The patent at issue applies to a cabinet that holds a washing machine in an elevated position and provides storage space underneath, with a view to enabling users to load the machine without having to bend down much. The inventive elements are considered to be side plates which help support the shelf on which the machine sits and prevent the support shelf bending, and an L shaped metal strip which goes around the shelf to prevent the washing machine falling off the shelf. 

Bega’s rival products make use of an L shaped plastic strip. Given that this differed from the L shaped metal strip specified in Washtower’s patent claims, meaning literal infringement could not be established, The Hague local division considered whether there was nevertheless infringement by equivalence.

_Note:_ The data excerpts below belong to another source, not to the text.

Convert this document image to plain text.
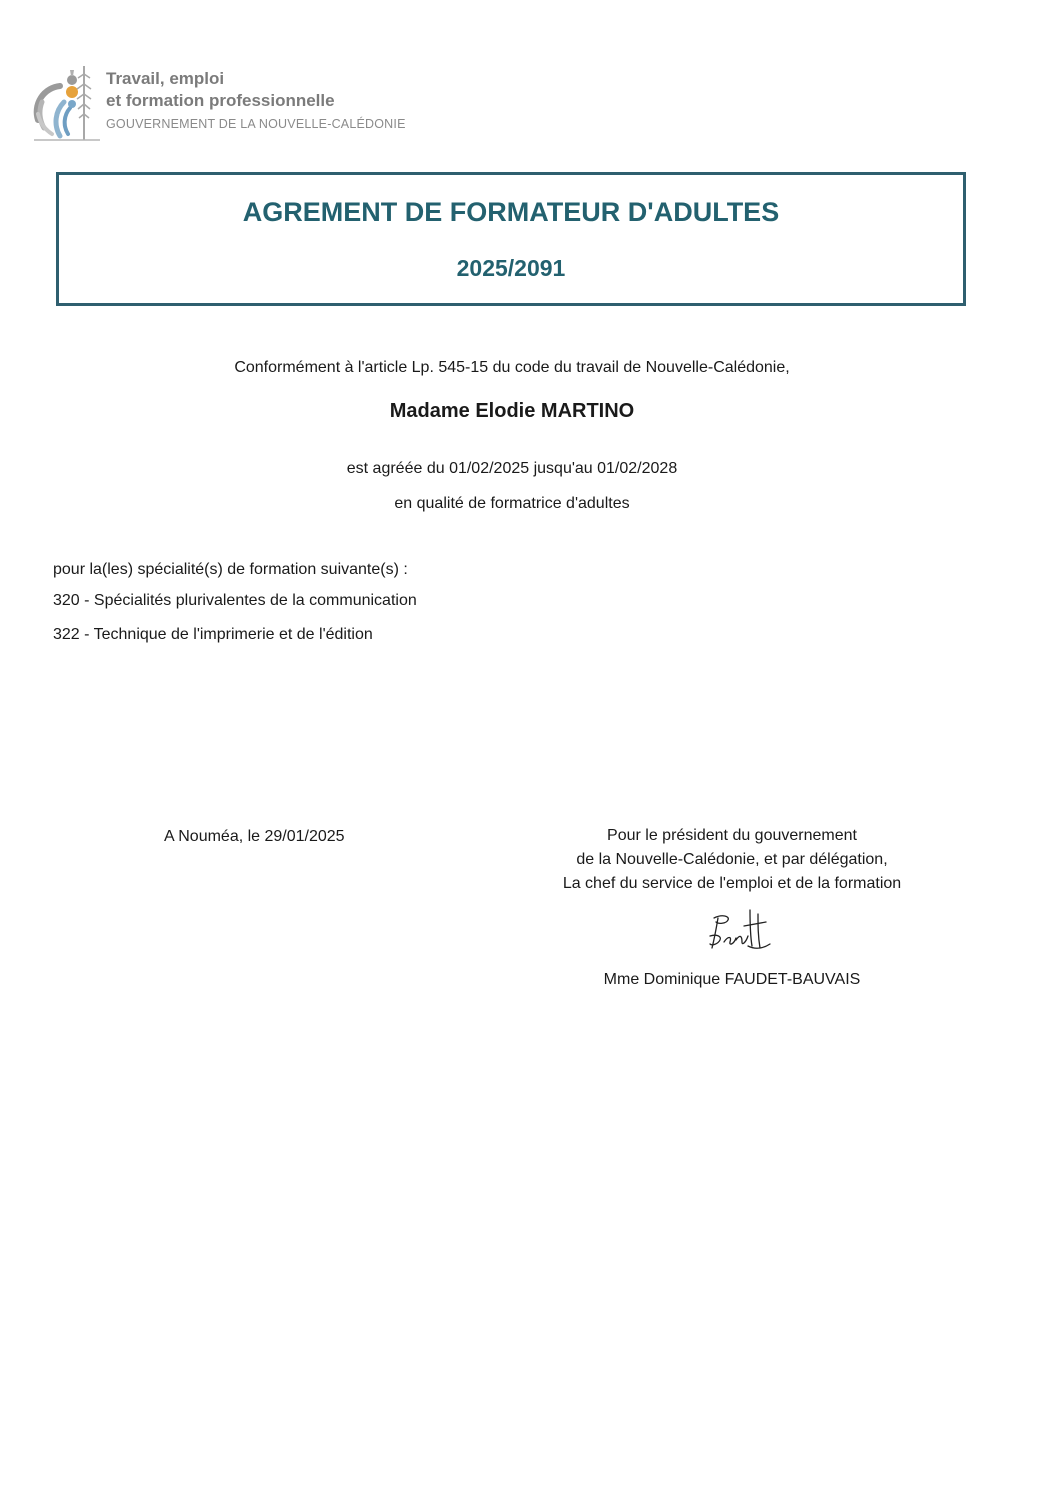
Travail, emploi
et formation professionnelle
GOUVERNEMENT DE LA NOUVELLE-CALÉDONIE
AGREMENT DE FORMATEUR D'ADULTES
2025/2091
Conformément à l'article Lp. 545-15 du code du travail de Nouvelle-Calédonie,
Madame Elodie MARTINO
est agréée du 01/02/2025 jusqu'au 01/02/2028
en qualité de formatrice d'adultes
pour la(les) spécialité(s) de formation suivante(s) :
320 - Spécialités plurivalentes de la communication
322 - Technique de l'imprimerie et de l'édition
A Nouméa, le 29/01/2025	Pour le président du gouvernement
de la Nouvelle-Calédonie, et par délégation,
La chef du service de l'emploi et de la formation
Mme Dominique FAUDET-BAUVAIS
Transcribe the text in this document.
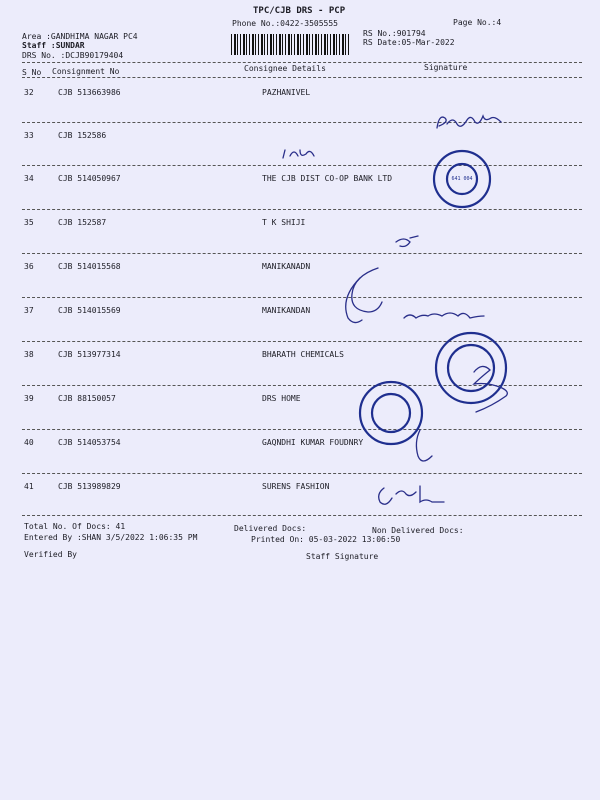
TPC/CJB DRS - PCP
Phone No.:0422-3505555	Page No.:4
Area :GANDHIMA NAGAR PC4
Staff :SUNDAR
DRS No. :DCJB90179404
RS No.:901794
RS Date:05-Mar-2022
S No Consignment No	Consignee Details	Signature
32	CJB 513663986	PAZHANIVEL
33	CJB 152586
34	CJB 514050967	THE CJB DIST CO-OP BANK LTD
35	CJB 152587	T K SHIJI
36	CJB 514015568	MANIKANADN
37	CJB 514015569	MANIKANDAN
38	CJB 513977314	BHARATH CHEMICALS
39	CJB 88150057	DRS HOME
40	CJB 514053754	GAQNDHI KUMAR FOUDNRY
41	CJB 513989829	SURENS FASHION
Total No. Of Docs: 41	Delivered Docs:	Non Delivered Docs:
Entered By :SHAN 3/5/2022 1:06:35 PM	Printed On: 05-03-2022 13:06:50
Verified By	Staff Signature
641 004
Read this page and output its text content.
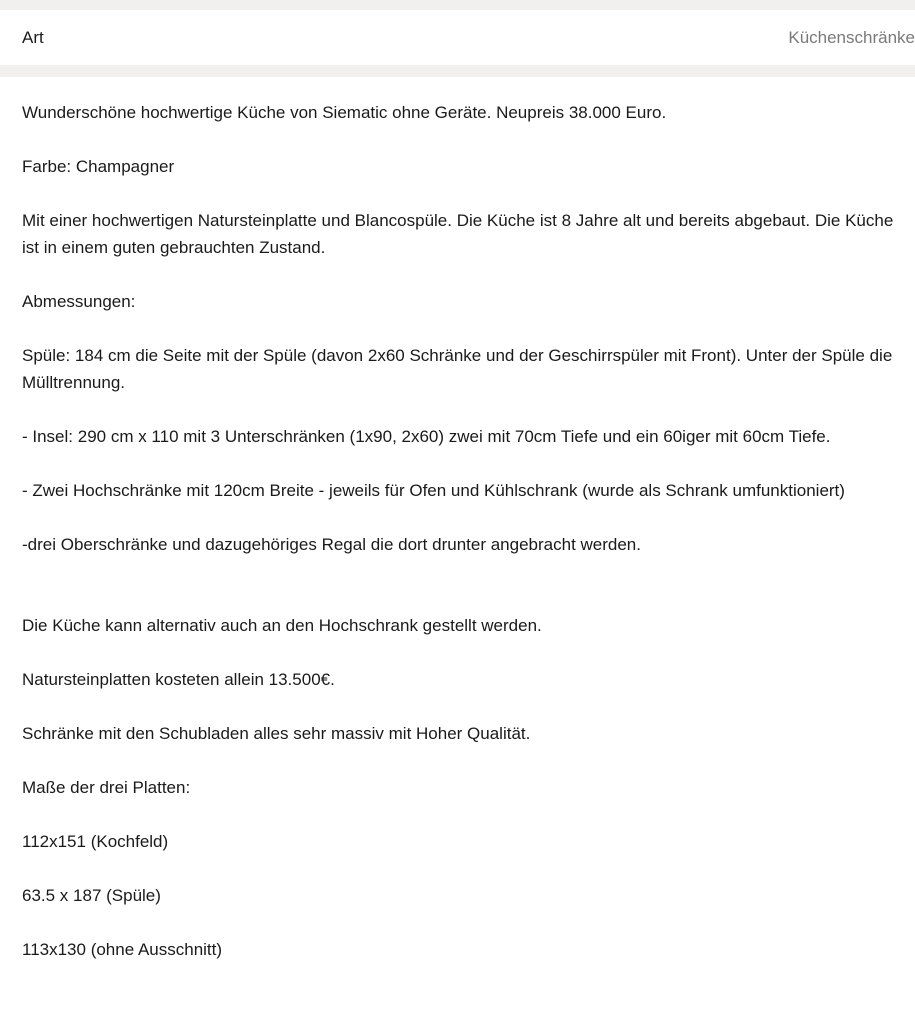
Art	Küchenschränke

Wunderschöne hochwertige Küche von Siematic ohne Geräte. Neupreis 38.000 Euro.

Farbe: Champagner

Mit einer hochwertigen Natursteinplatte und Blancospüle. Die Küche ist 8 Jahre alt und bereits abgebaut. Die Küche ist in einem guten gebrauchten Zustand.

Abmessungen:

Spüle: 184 cm die Seite mit der Spüle (davon 2x60 Schränke und der Geschirrspüler mit Front). Unter der Spüle die Mülltrennung.

- Insel: 290 cm x 110 mit 3 Unterschränken (1x90, 2x60) zwei mit 70cm Tiefe und ein 60iger mit 60cm Tiefe.

- Zwei Hochschränke mit 120cm Breite - jeweils für Ofen und Kühlschrank (wurde als Schrank umfunktioniert)

-drei Oberschränke und dazugehöriges Regal die dort drunter angebracht werden.

Die Küche kann alternativ auch an den Hochschrank gestellt werden.

Natursteinplatten kosteten allein 13.500€.

Schränke mit den Schubladen alles sehr massiv mit Hoher Qualität.

Maße der drei Platten:

112x151 (Kochfeld)

63.5 x 187 (Spüle)

113x130 (ohne Ausschnitt)
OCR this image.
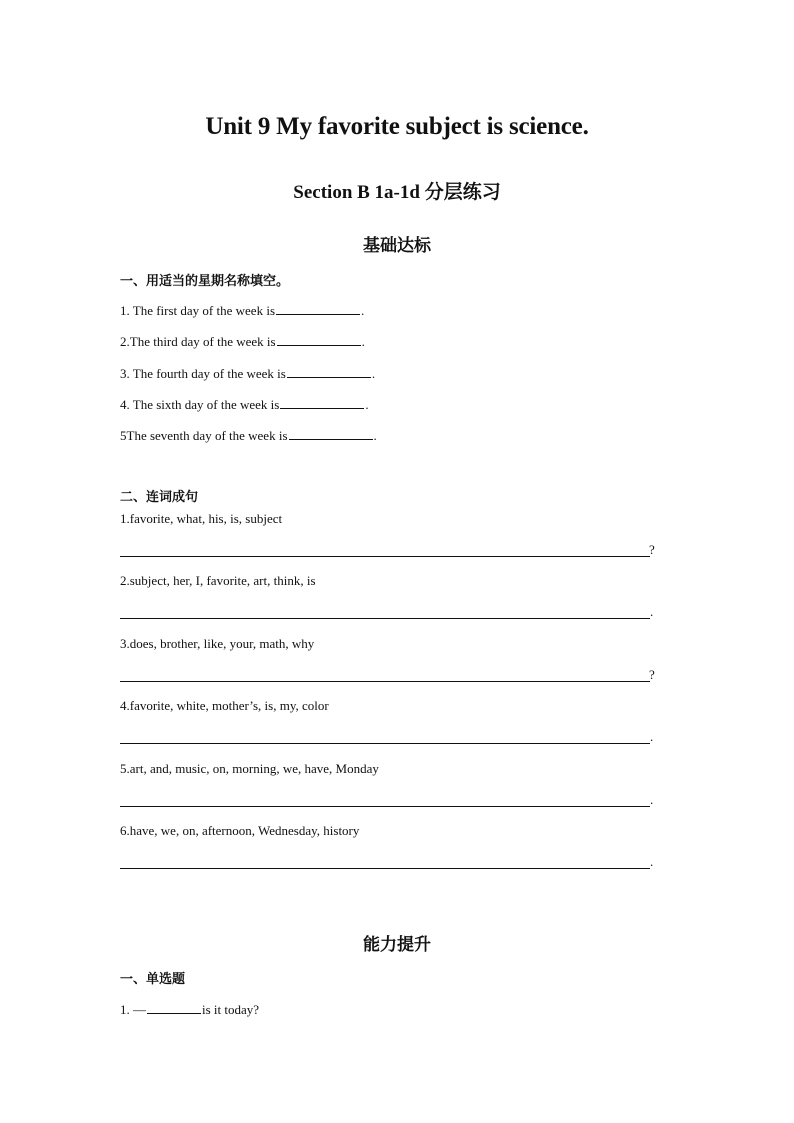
Unit 9 My favorite subject is science.
Section B 1a-1d 分层练习
基础达标
一、用适当的星期名称填空。
1. The first day of the week is	.
2.The third day of the week is	.
3. The fourth day of the week is	.
4. The sixth day of the week is	.
5The seventh day of the week is	.
二、连词成句
1.favorite, what, his, is, subject
?
2.subject, her, I, favorite, art, think, is
.
3.does, brother, like, your, math, why
?
4.favorite, white, mother’s, is, my, color
.
5.art, and, music, on, morning, we, have, Monday
.
6.have, we, on, afternoon, Wednesday, history
.
能力提升
一、单选题
1. —	is it today?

The court applied the Dutch test on the doctrine of equivalents, established by the national courts in the Netherlands. This entails the court, having established that there is no literal infringement, asking itself four questions.

The questions are: whether there is technical equivalence, in the sense that the variation solves essentially the same problem that the patented invention does by performing essentially the same function; whether extending the protection beyond that specified in the patent claims is proportionate to deliver fair protection for the rights holder; whether the person skilled in the particular art understands from the patent that the scope of the invention is broader than what is claimed literally; and whether the allegedly infringing product is shown to be novel and inventive over the prior art. 

Like in the earlier UPC case of Plant-e v Arkyne that came before it, The Hague local division considered that all four questions could be answered positively.

In this case, the court was only deciding whether the granting of a preliminary injunction was justified and was not making a definitive judgment in relation to the dispute between the parties, which would only follow after a trial.

However, in answering each of the four questions in the test positively, The Hague local division considered it more likely than not that the patent was infringed on the basis of equivalence and so granted Washtower a preliminary injunction that prevents Bega selling its rival products in all countries that participate in the UPC system.

Reijns said: “The Hague local division has twice now implemented the Dutch test for applying the doctrine of equivalents – in this case and in the case of Plant-e v Arkyne – but it is not the only division of the UPC to consider how the doctrine of equivalents should be applied.”

“Earlier this year, judges at the Mannheim local division in Germany expressed their view, stating that it believes the existing national tests in the countries where the UPC division sits should apply to alleged acts that took place prior to 1 June 2023, when the UPC first began operating, but that a single UPC test should be applied in respect of alleged acts that took place after that date. It offered no view on what that UPC test should be, however. This is crucial case law that the UPC Court of Appeal will need to establish in due course. Establishing a clear test is important to enable parties to know how the court may assess claims for patent infringement,” he added.

Taylor said: “It’s worth noting that The Hague local division in this case also acknowledged the need for a harmonised approach to the doctrine of equivalents by the UPC, but said that in the absence of any UPC Court of Appeal guidance, and the fact that both parties referred to the Dutch test without even considering an alternative, they saw no reason to deviate from it.”

According to Taylor, the ruling in the Washtower v Bega case also provided another relevant example of the UPC’s friendly approach towards SMEs. This is because Washtower, an SME, was ordered to provide just €25,000 as a security on condition of being granted the preliminary injunction – much less than the €500,000 that Bega had sought.

“Since the applicants are an SME, and given the relatively minor impact on [Bega’s] overall sales, the court will order a security of € 25,000 to be deposited at the Court,” the court said.